Pour beaucoup elles anticipent ce que leurs revendications auraient de sur-déterminant, anticipent les représentations négatives aggravées des hommes (et donc des femmes) issus de l’immigration.
On voit que des spécificités existent, que des revendications potentielles existent, qu’une demande raciste existe… NPNS va faire une offre au début des années 2000.
2- la confiscation et l’instrumentalisation de la cause des femmes issues de l’immigration par NPNS
La seule chose que je développerai de mon point de vue, c’est la prise en charge (ou pas) des revendications des femmes issues de l’immigration contre le sexisme (et forcément contre le racisme).

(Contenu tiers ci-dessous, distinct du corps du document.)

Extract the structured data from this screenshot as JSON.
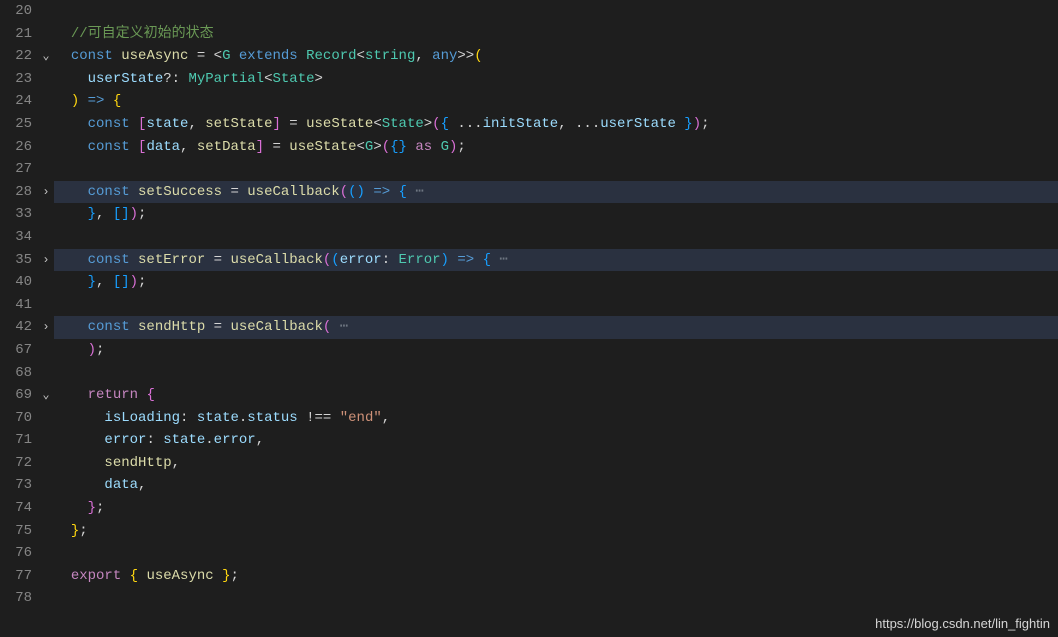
{
  "watermark": "https://blog.csdn.net/lin_fightin",
  "lines": [
    {
      "num": "20",
      "fold": "",
      "hl": false,
      "tokens": []
    },
    {
      "num": "21",
      "fold": "",
      "hl": false,
      "tokens": [
        {
          "t": "  ",
          "c": ""
        },
        {
          "t": "//可自定义初始的状态",
          "c": "comment"
        }
      ]
    },
    {
      "num": "22",
      "fold": "v",
      "hl": false,
      "tokens": [
        {
          "t": "  ",
          "c": ""
        },
        {
          "t": "const",
          "c": "storage"
        },
        {
          "t": " ",
          "c": ""
        },
        {
          "t": "useAsync",
          "c": "func"
        },
        {
          "t": " ",
          "c": ""
        },
        {
          "t": "=",
          "c": "op"
        },
        {
          "t": " ",
          "c": ""
        },
        {
          "t": "<",
          "c": "punc"
        },
        {
          "t": "G",
          "c": "type"
        },
        {
          "t": " ",
          "c": ""
        },
        {
          "t": "extends",
          "c": "storage"
        },
        {
          "t": " ",
          "c": ""
        },
        {
          "t": "Record",
          "c": "type"
        },
        {
          "t": "<",
          "c": "punc"
        },
        {
          "t": "string",
          "c": "type"
        },
        {
          "t": ",",
          "c": "punc"
        },
        {
          "t": " ",
          "c": ""
        },
        {
          "t": "any",
          "c": "storage"
        },
        {
          "t": ">>",
          "c": "punc"
        },
        {
          "t": "(",
          "c": "paren1"
        }
      ]
    },
    {
      "num": "23",
      "fold": "",
      "hl": false,
      "tokens": [
        {
          "t": "    ",
          "c": ""
        },
        {
          "t": "userState",
          "c": "var"
        },
        {
          "t": "?:",
          "c": "punc"
        },
        {
          "t": " ",
          "c": ""
        },
        {
          "t": "MyPartial",
          "c": "type"
        },
        {
          "t": "<",
          "c": "punc"
        },
        {
          "t": "State",
          "c": "type"
        },
        {
          "t": ">",
          "c": "punc"
        }
      ]
    },
    {
      "num": "24",
      "fold": "",
      "hl": false,
      "tokens": [
        {
          "t": "  ",
          "c": ""
        },
        {
          "t": ")",
          "c": "paren1"
        },
        {
          "t": " ",
          "c": ""
        },
        {
          "t": "=>",
          "c": "storage"
        },
        {
          "t": " ",
          "c": ""
        },
        {
          "t": "{",
          "c": "brace"
        }
      ]
    },
    {
      "num": "25",
      "fold": "",
      "hl": false,
      "tokens": [
        {
          "t": "    ",
          "c": ""
        },
        {
          "t": "const",
          "c": "storage"
        },
        {
          "t": " ",
          "c": ""
        },
        {
          "t": "[",
          "c": "bracket"
        },
        {
          "t": "state",
          "c": "var"
        },
        {
          "t": ",",
          "c": "punc"
        },
        {
          "t": " ",
          "c": ""
        },
        {
          "t": "setState",
          "c": "func"
        },
        {
          "t": "]",
          "c": "bracket"
        },
        {
          "t": " ",
          "c": ""
        },
        {
          "t": "=",
          "c": "op"
        },
        {
          "t": " ",
          "c": ""
        },
        {
          "t": "useState",
          "c": "func"
        },
        {
          "t": "<",
          "c": "punc"
        },
        {
          "t": "State",
          "c": "type"
        },
        {
          "t": ">",
          "c": "punc"
        },
        {
          "t": "(",
          "c": "paren2"
        },
        {
          "t": "{",
          "c": "paren3"
        },
        {
          "t": " ",
          "c": ""
        },
        {
          "t": "...",
          "c": "punc"
        },
        {
          "t": "initState",
          "c": "var"
        },
        {
          "t": ",",
          "c": "punc"
        },
        {
          "t": " ",
          "c": ""
        },
        {
          "t": "...",
          "c": "punc"
        },
        {
          "t": "userState",
          "c": "var"
        },
        {
          "t": " ",
          "c": ""
        },
        {
          "t": "}",
          "c": "paren3"
        },
        {
          "t": ")",
          "c": "paren2"
        },
        {
          "t": ";",
          "c": "punc"
        }
      ]
    },
    {
      "num": "26",
      "fold": "",
      "hl": false,
      "tokens": [
        {
          "t": "    ",
          "c": ""
        },
        {
          "t": "const",
          "c": "storage"
        },
        {
          "t": " ",
          "c": ""
        },
        {
          "t": "[",
          "c": "bracket"
        },
        {
          "t": "data",
          "c": "var"
        },
        {
          "t": ",",
          "c": "punc"
        },
        {
          "t": " ",
          "c": ""
        },
        {
          "t": "setData",
          "c": "func"
        },
        {
          "t": "]",
          "c": "bracket"
        },
        {
          "t": " ",
          "c": ""
        },
        {
          "t": "=",
          "c": "op"
        },
        {
          "t": " ",
          "c": ""
        },
        {
          "t": "useState",
          "c": "func"
        },
        {
          "t": "<",
          "c": "punc"
        },
        {
          "t": "G",
          "c": "type"
        },
        {
          "t": ">",
          "c": "punc"
        },
        {
          "t": "(",
          "c": "paren2"
        },
        {
          "t": "{}",
          "c": "paren3"
        },
        {
          "t": " ",
          "c": ""
        },
        {
          "t": "as",
          "c": "keyword"
        },
        {
          "t": " ",
          "c": ""
        },
        {
          "t": "G",
          "c": "type"
        },
        {
          "t": ")",
          "c": "paren2"
        },
        {
          "t": ";",
          "c": "punc"
        }
      ]
    },
    {
      "num": "27",
      "fold": "",
      "hl": false,
      "tokens": []
    },
    {
      "num": "28",
      "fold": ">",
      "hl": true,
      "tokens": [
        {
          "t": "    ",
          "c": ""
        },
        {
          "t": "const",
          "c": "storage"
        },
        {
          "t": " ",
          "c": ""
        },
        {
          "t": "setSuccess",
          "c": "func"
        },
        {
          "t": " ",
          "c": ""
        },
        {
          "t": "=",
          "c": "op"
        },
        {
          "t": " ",
          "c": ""
        },
        {
          "t": "useCallback",
          "c": "func"
        },
        {
          "t": "(",
          "c": "paren2"
        },
        {
          "t": "()",
          "c": "paren3"
        },
        {
          "t": " ",
          "c": ""
        },
        {
          "t": "=>",
          "c": "storage"
        },
        {
          "t": " ",
          "c": ""
        },
        {
          "t": "{",
          "c": "paren3"
        },
        {
          "t": " ⋯",
          "c": "ellipsis"
        }
      ]
    },
    {
      "num": "33",
      "fold": "",
      "hl": false,
      "tokens": [
        {
          "t": "    ",
          "c": ""
        },
        {
          "t": "}",
          "c": "paren3"
        },
        {
          "t": ",",
          "c": "punc"
        },
        {
          "t": " ",
          "c": ""
        },
        {
          "t": "[]",
          "c": "paren3"
        },
        {
          "t": ")",
          "c": "paren2"
        },
        {
          "t": ";",
          "c": "punc"
        }
      ]
    },
    {
      "num": "34",
      "fold": "",
      "hl": false,
      "tokens": []
    },
    {
      "num": "35",
      "fold": ">",
      "hl": true,
      "tokens": [
        {
          "t": "    ",
          "c": ""
        },
        {
          "t": "const",
          "c": "storage"
        },
        {
          "t": " ",
          "c": ""
        },
        {
          "t": "setError",
          "c": "func"
        },
        {
          "t": " ",
          "c": ""
        },
        {
          "t": "=",
          "c": "op"
        },
        {
          "t": " ",
          "c": ""
        },
        {
          "t": "useCallback",
          "c": "func"
        },
        {
          "t": "(",
          "c": "paren2"
        },
        {
          "t": "(",
          "c": "paren3"
        },
        {
          "t": "error",
          "c": "var"
        },
        {
          "t": ":",
          "c": "punc"
        },
        {
          "t": " ",
          "c": ""
        },
        {
          "t": "Error",
          "c": "type"
        },
        {
          "t": ")",
          "c": "paren3"
        },
        {
          "t": " ",
          "c": ""
        },
        {
          "t": "=>",
          "c": "storage"
        },
        {
          "t": " ",
          "c": ""
        },
        {
          "t": "{",
          "c": "paren3"
        },
        {
          "t": " ⋯",
          "c": "ellipsis"
        }
      ]
    },
    {
      "num": "40",
      "fold": "",
      "hl": false,
      "tokens": [
        {
          "t": "    ",
          "c": ""
        },
        {
          "t": "}",
          "c": "paren3"
        },
        {
          "t": ",",
          "c": "punc"
        },
        {
          "t": " ",
          "c": ""
        },
        {
          "t": "[]",
          "c": "paren3"
        },
        {
          "t": ")",
          "c": "paren2"
        },
        {
          "t": ";",
          "c": "punc"
        }
      ]
    },
    {
      "num": "41",
      "fold": "",
      "hl": false,
      "tokens": []
    },
    {
      "num": "42",
      "fold": ">",
      "hl": true,
      "tokens": [
        {
          "t": "    ",
          "c": ""
        },
        {
          "t": "const",
          "c": "storage"
        },
        {
          "t": " ",
          "c": ""
        },
        {
          "t": "sendHttp",
          "c": "func"
        },
        {
          "t": " ",
          "c": ""
        },
        {
          "t": "=",
          "c": "op"
        },
        {
          "t": " ",
          "c": ""
        },
        {
          "t": "useCallback",
          "c": "func"
        },
        {
          "t": "(",
          "c": "paren2"
        },
        {
          "t": " ⋯",
          "c": "ellipsis"
        }
      ]
    },
    {
      "num": "67",
      "fold": "",
      "hl": false,
      "tokens": [
        {
          "t": "    ",
          "c": ""
        },
        {
          "t": ")",
          "c": "paren2"
        },
        {
          "t": ";",
          "c": "punc"
        }
      ]
    },
    {
      "num": "68",
      "fold": "",
      "hl": false,
      "tokens": []
    },
    {
      "num": "69",
      "fold": "v",
      "hl": false,
      "tokens": [
        {
          "t": "    ",
          "c": ""
        },
        {
          "t": "return",
          "c": "keyword"
        },
        {
          "t": " ",
          "c": ""
        },
        {
          "t": "{",
          "c": "paren2"
        }
      ]
    },
    {
      "num": "70",
      "fold": "",
      "hl": false,
      "tokens": [
        {
          "t": "      ",
          "c": ""
        },
        {
          "t": "isLoading",
          "c": "var"
        },
        {
          "t": ":",
          "c": "punc"
        },
        {
          "t": " ",
          "c": ""
        },
        {
          "t": "state",
          "c": "var"
        },
        {
          "t": ".",
          "c": "punc"
        },
        {
          "t": "status",
          "c": "var"
        },
        {
          "t": " ",
          "c": ""
        },
        {
          "t": "!==",
          "c": "op"
        },
        {
          "t": " ",
          "c": ""
        },
        {
          "t": "\"end\"",
          "c": "string"
        },
        {
          "t": ",",
          "c": "punc"
        }
      ]
    },
    {
      "num": "71",
      "fold": "",
      "hl": false,
      "tokens": [
        {
          "t": "      ",
          "c": ""
        },
        {
          "t": "error",
          "c": "var"
        },
        {
          "t": ":",
          "c": "punc"
        },
        {
          "t": " ",
          "c": ""
        },
        {
          "t": "state",
          "c": "var"
        },
        {
          "t": ".",
          "c": "punc"
        },
        {
          "t": "error",
          "c": "var"
        },
        {
          "t": ",",
          "c": "punc"
        }
      ]
    },
    {
      "num": "72",
      "fold": "",
      "hl": false,
      "tokens": [
        {
          "t": "      ",
          "c": ""
        },
        {
          "t": "sendHttp",
          "c": "func"
        },
        {
          "t": ",",
          "c": "punc"
        }
      ]
    },
    {
      "num": "73",
      "fold": "",
      "hl": false,
      "tokens": [
        {
          "t": "      ",
          "c": ""
        },
        {
          "t": "data",
          "c": "var"
        },
        {
          "t": ",",
          "c": "punc"
        }
      ]
    },
    {
      "num": "74",
      "fold": "",
      "hl": false,
      "tokens": [
        {
          "t": "    ",
          "c": ""
        },
        {
          "t": "}",
          "c": "paren2"
        },
        {
          "t": ";",
          "c": "punc"
        }
      ]
    },
    {
      "num": "75",
      "fold": "",
      "hl": false,
      "tokens": [
        {
          "t": "  ",
          "c": ""
        },
        {
          "t": "}",
          "c": "brace"
        },
        {
          "t": ";",
          "c": "punc"
        }
      ]
    },
    {
      "num": "76",
      "fold": "",
      "hl": false,
      "tokens": []
    },
    {
      "num": "77",
      "fold": "",
      "hl": false,
      "tokens": [
        {
          "t": "  ",
          "c": ""
        },
        {
          "t": "export",
          "c": "keyword"
        },
        {
          "t": " ",
          "c": ""
        },
        {
          "t": "{",
          "c": "brace"
        },
        {
          "t": " ",
          "c": ""
        },
        {
          "t": "useAsync",
          "c": "func"
        },
        {
          "t": " ",
          "c": ""
        },
        {
          "t": "}",
          "c": "brace"
        },
        {
          "t": ";",
          "c": "punc"
        }
      ]
    },
    {
      "num": "78",
      "fold": "",
      "hl": false,
      "tokens": []
    }
  ]
}
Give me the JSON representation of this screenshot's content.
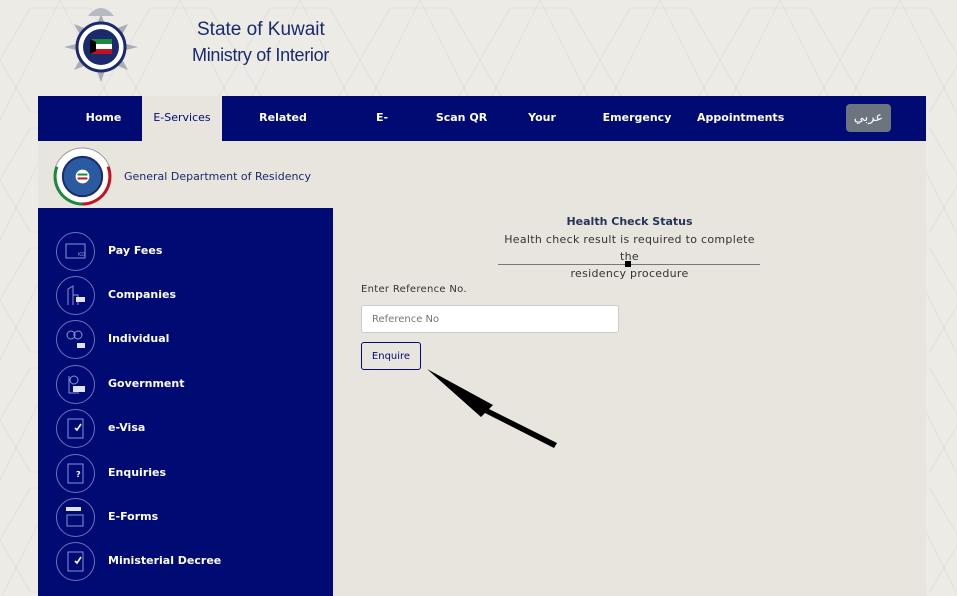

NPNS réduit le sexisme et les violences sexistes que subissent les femmes arabes au sexisme et violences sexistes des maghrébins. Il est vrai, j’en parlais plus haut, ce sexisme-là a été tu (en partie aussi parce que l’on considérait qu’il était presque normal qu’un arabe violente sa femme, arabe, par définition soumise, car cela faisait partie de leur culture encore barbare). Il était donc important de relayer ces plaintes, ces revendications. Là où NPNS a une responsabilité grave, c’est qu’elles se sont contentées de relayer ces dénonciations à l’encontre des hommes issus de l’immigration ; elle a pu trouver par là (et c’est une cause et une conséquence) une écoute, des encouragements, un enthousiasme, des soutiens dans les sphères de pouvoir politique, institutionnel, médiatique, artistique… Le fait que NPNS ne dénonce pas le sexisme raciste, le traitement colonial que subissent les femmes issues de l’immigration dans les centres sociaux, dans les écoles, sur le marché du travail, en particulier précaire… qu’elle ne dénonce pas les stéréotypes, le mépris, les représentations dévalorisantes des femmes issues de l’immigration… témoigne du fait que l’on cantonne les femmes issues de l’immigration (dans l’espace public) aux relations familiales et intimes avec les hommes issus de l’immigration ; si ces femmes veulent se plaindre, ce sera uniquement dans ces rapports-là. Il sera hors de question de relayer des revendications contre le système dominant, contre la société sexiste/raciste… Il semblerait que les femmes issues de l’immigration, à la différence des femmes blanches, doivent s’estimer heureuses qu’on les écoute et qu’on les aide à s’en sortir lorsque leurs maris les battent ; elles viennent quand même de loin, de leur pays là-bas où existe encore un système patriarcal moyenâgeux ; et ce d’autant plus qu’elles n’ont pas participé à la construction des « acquis » en terme d’égalité homme/femme, elles ne mériteraient pas de les revendiquer aussi.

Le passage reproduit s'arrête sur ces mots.